The only way you can achieve what we are setting about to achieve is if you properly resource schools, if you properly resource the states to play their role and if you properly resource parents. We are doing all of that. We are putting computers in schools. We have heard the criticisms. But the criticisms are a little bit hollow. It is pretty hard to complain if your school is one of those schools getting computers. I have not seen too many schools knocking them back. I understand there are some issues about infrastructure and maintenance funding, but they are issues we will work through in the future. Right now the priority is to get those resources into those schools.

We are for the first time giving parents the ability to claim back through the tax system educational expenses. The opposition will cry all sorts of tears, but the reality is that the opposition had 12 years to take some action and 12 years to turn things around. They had 12 years to go to the parents they supposedly supported—particularly with respect to independent schools—but what did they actually do for them? Did they give them a tax break? Did they give them opportunities? Did they better resource them to provide better outcomes? Did they work with teachers? Did they sit down with the teaching community in this country? No. They fought them head on. No matter what the opposition think of teachers—and we know what they think because it is on the record—in the end they are the people who teach our children. They are the ones we entrust. Those teachers probably spend more time with our children than most of us do—and that is particularly felt in this place. They are highly influential people. Shouldn’t we invest in them as well? Shouldn’t we provide those we entrust with the education of our children with the greatest tools available to ensure they are best suited and best trained? Shouldn’t we lift the bar for teaching standards in this country and work with them?

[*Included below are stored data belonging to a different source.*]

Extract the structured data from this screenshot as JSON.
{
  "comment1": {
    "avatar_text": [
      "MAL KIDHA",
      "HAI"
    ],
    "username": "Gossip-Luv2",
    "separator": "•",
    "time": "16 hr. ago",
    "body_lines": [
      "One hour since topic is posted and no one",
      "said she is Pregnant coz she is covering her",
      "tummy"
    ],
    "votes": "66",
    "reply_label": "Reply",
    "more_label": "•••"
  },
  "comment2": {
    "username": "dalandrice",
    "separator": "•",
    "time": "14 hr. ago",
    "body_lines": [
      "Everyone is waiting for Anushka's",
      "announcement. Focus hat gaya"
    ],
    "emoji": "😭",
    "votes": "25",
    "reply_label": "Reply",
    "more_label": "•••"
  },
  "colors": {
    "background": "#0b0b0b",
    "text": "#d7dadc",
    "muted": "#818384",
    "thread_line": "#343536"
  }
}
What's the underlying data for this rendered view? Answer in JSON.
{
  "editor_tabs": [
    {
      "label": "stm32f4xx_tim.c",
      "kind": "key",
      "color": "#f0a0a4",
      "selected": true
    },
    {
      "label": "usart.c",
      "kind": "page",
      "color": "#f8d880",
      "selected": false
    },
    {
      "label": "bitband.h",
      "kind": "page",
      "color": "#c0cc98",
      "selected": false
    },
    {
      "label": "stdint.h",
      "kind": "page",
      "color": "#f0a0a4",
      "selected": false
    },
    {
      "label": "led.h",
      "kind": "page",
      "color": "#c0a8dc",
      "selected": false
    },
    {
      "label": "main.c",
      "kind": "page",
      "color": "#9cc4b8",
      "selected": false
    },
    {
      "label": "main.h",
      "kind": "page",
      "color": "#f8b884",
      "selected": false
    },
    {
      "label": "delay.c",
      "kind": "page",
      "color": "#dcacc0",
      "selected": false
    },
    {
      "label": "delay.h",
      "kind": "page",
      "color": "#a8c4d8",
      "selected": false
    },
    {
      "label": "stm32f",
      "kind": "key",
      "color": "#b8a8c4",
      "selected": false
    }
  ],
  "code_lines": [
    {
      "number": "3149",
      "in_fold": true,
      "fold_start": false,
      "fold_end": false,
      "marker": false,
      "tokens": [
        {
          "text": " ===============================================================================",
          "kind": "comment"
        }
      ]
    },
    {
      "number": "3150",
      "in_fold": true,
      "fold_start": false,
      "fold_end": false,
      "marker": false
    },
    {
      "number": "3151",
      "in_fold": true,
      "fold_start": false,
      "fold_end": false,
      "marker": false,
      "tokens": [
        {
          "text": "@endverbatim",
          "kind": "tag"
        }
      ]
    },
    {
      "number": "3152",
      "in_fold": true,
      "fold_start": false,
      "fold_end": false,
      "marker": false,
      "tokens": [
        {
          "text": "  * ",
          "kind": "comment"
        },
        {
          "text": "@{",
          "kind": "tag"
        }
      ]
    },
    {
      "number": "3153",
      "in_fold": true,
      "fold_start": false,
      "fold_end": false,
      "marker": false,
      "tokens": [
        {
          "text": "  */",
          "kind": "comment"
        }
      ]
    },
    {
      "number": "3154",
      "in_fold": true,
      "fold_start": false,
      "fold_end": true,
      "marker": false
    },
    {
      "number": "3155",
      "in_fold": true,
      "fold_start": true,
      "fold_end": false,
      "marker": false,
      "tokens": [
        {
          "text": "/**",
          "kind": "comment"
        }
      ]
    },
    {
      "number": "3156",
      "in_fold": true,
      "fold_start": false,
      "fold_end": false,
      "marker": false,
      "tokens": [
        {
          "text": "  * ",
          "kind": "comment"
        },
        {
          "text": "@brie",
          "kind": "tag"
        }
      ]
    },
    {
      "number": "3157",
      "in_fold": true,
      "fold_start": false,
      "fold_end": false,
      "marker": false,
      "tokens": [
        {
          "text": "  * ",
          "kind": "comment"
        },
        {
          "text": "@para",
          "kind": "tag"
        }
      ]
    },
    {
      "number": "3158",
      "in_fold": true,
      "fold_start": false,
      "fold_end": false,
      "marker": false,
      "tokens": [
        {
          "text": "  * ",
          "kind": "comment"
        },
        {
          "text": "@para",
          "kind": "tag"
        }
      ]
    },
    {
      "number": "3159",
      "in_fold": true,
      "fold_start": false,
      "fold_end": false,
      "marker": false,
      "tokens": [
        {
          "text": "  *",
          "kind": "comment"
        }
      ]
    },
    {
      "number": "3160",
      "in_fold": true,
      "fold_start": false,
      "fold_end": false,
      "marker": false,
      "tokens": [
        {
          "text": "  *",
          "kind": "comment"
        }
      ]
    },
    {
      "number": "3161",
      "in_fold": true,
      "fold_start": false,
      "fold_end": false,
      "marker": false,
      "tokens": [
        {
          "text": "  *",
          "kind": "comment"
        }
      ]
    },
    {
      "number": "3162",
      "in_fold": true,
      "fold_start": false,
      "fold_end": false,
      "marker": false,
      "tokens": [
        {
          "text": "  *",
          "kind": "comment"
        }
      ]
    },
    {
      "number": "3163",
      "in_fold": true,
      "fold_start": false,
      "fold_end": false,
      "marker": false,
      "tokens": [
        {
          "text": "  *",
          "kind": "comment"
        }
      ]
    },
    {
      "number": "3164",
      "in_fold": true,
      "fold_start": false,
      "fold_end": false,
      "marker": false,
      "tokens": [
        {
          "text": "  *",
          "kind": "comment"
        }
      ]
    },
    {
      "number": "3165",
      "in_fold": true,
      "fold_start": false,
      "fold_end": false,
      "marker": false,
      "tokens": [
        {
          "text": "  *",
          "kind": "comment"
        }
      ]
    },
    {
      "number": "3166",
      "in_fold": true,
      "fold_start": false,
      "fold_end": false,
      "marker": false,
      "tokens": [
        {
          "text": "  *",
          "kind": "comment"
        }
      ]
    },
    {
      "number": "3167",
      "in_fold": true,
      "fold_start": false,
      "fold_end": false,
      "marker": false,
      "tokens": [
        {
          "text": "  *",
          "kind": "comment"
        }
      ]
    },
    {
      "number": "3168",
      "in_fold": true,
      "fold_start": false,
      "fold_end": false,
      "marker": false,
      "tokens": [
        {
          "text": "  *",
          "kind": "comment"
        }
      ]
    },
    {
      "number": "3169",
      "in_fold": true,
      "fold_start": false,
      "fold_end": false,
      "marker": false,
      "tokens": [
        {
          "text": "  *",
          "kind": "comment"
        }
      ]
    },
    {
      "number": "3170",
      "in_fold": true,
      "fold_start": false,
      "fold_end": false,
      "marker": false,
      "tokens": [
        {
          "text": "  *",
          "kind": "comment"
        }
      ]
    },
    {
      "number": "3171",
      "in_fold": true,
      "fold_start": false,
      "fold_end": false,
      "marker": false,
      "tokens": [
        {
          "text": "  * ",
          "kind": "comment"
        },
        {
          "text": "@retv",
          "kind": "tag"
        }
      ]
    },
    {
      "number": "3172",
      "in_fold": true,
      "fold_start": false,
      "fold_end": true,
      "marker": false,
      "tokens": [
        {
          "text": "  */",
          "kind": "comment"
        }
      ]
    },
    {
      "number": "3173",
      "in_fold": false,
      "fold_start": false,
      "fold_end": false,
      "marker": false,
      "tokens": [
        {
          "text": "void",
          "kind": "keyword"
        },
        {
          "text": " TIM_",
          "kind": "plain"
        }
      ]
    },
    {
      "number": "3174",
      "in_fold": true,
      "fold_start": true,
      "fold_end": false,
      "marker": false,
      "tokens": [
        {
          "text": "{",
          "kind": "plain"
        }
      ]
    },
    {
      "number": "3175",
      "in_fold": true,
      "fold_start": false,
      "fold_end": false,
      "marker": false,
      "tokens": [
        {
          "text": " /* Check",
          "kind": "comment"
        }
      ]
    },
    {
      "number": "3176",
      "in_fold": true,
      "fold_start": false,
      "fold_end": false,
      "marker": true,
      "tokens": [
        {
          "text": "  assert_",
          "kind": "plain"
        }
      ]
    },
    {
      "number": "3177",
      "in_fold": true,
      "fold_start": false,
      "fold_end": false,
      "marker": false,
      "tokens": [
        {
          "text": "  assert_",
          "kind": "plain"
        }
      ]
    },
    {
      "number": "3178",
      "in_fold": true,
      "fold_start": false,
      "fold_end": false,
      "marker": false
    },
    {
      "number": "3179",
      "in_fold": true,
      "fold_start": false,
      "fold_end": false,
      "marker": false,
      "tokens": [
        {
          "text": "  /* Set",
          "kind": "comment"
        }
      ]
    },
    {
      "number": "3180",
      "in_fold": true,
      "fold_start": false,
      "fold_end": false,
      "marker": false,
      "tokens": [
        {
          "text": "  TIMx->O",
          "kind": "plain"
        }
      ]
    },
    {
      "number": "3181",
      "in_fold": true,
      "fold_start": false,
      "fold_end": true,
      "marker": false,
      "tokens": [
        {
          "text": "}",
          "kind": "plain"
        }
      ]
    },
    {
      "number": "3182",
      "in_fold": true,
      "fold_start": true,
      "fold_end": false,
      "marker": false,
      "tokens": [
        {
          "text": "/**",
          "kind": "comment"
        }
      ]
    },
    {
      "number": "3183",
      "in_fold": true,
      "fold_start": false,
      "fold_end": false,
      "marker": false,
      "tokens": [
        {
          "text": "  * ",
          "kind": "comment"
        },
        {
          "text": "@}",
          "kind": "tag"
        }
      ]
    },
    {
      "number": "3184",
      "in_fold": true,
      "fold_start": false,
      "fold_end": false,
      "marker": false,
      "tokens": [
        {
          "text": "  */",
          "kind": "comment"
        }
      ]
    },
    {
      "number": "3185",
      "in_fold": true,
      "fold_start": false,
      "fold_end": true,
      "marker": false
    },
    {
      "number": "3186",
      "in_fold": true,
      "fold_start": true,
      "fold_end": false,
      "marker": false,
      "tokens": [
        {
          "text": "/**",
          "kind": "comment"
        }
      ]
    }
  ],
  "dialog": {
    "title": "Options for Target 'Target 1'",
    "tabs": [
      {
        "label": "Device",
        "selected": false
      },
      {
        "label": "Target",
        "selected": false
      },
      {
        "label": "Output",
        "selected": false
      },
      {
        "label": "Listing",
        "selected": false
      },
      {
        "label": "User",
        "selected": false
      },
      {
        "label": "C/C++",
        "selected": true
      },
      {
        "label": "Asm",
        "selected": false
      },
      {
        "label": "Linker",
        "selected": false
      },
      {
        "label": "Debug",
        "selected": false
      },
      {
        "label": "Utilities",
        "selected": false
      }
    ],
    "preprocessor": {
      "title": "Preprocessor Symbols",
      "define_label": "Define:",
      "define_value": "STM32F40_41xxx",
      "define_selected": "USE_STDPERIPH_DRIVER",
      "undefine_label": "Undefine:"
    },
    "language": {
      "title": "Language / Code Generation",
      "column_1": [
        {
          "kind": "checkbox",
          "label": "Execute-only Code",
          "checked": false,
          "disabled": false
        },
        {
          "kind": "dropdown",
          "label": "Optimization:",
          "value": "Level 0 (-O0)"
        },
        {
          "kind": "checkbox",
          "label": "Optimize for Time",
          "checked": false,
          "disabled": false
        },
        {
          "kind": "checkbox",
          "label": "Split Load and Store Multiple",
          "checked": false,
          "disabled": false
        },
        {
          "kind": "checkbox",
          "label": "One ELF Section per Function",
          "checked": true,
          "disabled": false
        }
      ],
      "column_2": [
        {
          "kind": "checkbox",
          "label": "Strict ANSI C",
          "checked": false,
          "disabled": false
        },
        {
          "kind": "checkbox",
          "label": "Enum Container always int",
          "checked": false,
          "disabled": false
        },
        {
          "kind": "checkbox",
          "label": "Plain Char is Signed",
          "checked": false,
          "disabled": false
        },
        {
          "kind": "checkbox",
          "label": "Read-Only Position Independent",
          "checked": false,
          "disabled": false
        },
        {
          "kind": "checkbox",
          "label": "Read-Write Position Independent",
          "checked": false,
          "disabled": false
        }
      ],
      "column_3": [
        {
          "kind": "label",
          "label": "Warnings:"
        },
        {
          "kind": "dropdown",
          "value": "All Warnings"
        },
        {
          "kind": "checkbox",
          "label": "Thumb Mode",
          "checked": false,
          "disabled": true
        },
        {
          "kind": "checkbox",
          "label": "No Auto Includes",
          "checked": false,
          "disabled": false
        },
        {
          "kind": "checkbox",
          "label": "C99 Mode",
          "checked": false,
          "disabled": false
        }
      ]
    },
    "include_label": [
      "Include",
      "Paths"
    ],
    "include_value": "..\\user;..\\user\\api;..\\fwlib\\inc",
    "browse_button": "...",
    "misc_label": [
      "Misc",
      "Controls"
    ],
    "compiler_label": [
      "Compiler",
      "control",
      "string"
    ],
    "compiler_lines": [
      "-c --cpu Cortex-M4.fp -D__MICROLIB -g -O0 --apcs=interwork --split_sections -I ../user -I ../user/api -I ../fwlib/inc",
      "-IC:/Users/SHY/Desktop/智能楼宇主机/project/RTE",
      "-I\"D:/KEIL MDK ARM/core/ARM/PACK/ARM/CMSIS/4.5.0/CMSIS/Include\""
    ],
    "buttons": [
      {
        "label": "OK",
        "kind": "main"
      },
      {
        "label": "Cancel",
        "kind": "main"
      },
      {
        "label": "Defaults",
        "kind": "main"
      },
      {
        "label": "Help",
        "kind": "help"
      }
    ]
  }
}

That was not the approach we saw. We did not see that approach from the opposition when in government for 12 years. We saw them fight teachers, fight state governments and fight state schools. They wanted a battle—a battle with no point and no end; a battle that did not seek an outcome about kids, about children; a battle that in the end was about their politics, not about our children’s future and our children’s education. That is the stark difference. That is the gaping chasm, which I referred to at the start, between where we on this side of the House stand and where the opposition now sit.

People understand that. I think it has taken a while for all of us to get to the point where we in this country have some sophistication and a core understanding of what it is about. It is about children. It is about education. It is about making sure that we have the right mechanisms in place. This bill will provide that. This bill will provide a national curriculum focus. It will mean that the standard that we set, the high bar that we set, will be the same across Australia. Regardless of which state or territory you come from, you will have the same opportunities. In the end, that is what government should facilitate. It should facilitate the provision of opportunities. It should not squabble over what percentage the Commonwealth believes it should or should not put into a particular school sector compared to what the state puts in. In the end, regardless of who says how much the percentage is, it comes out of the same bucket of money—that is, taxpayers’ money. That is the bottom line.

If we are going to be true to the taxpayer and true to the parents who want the best possible outcome for their kids then we have to do the right thing. This bill sets the government and this country on that path. This is about an education revolution. We will deliver on everything that we have promised. This bill sets the groundwork. There is a lot more work to be done. But this bill in the end will be part of how we manage and increase resources for every single child in this country, to give them the best possible education with the best possible teachers. It will be part of how we remain internationally competitive, how we lift the standard in this country and how we make sure that funding and resources are provided to schools and kids based on need, not on where or who they are. I commend the bill to the House.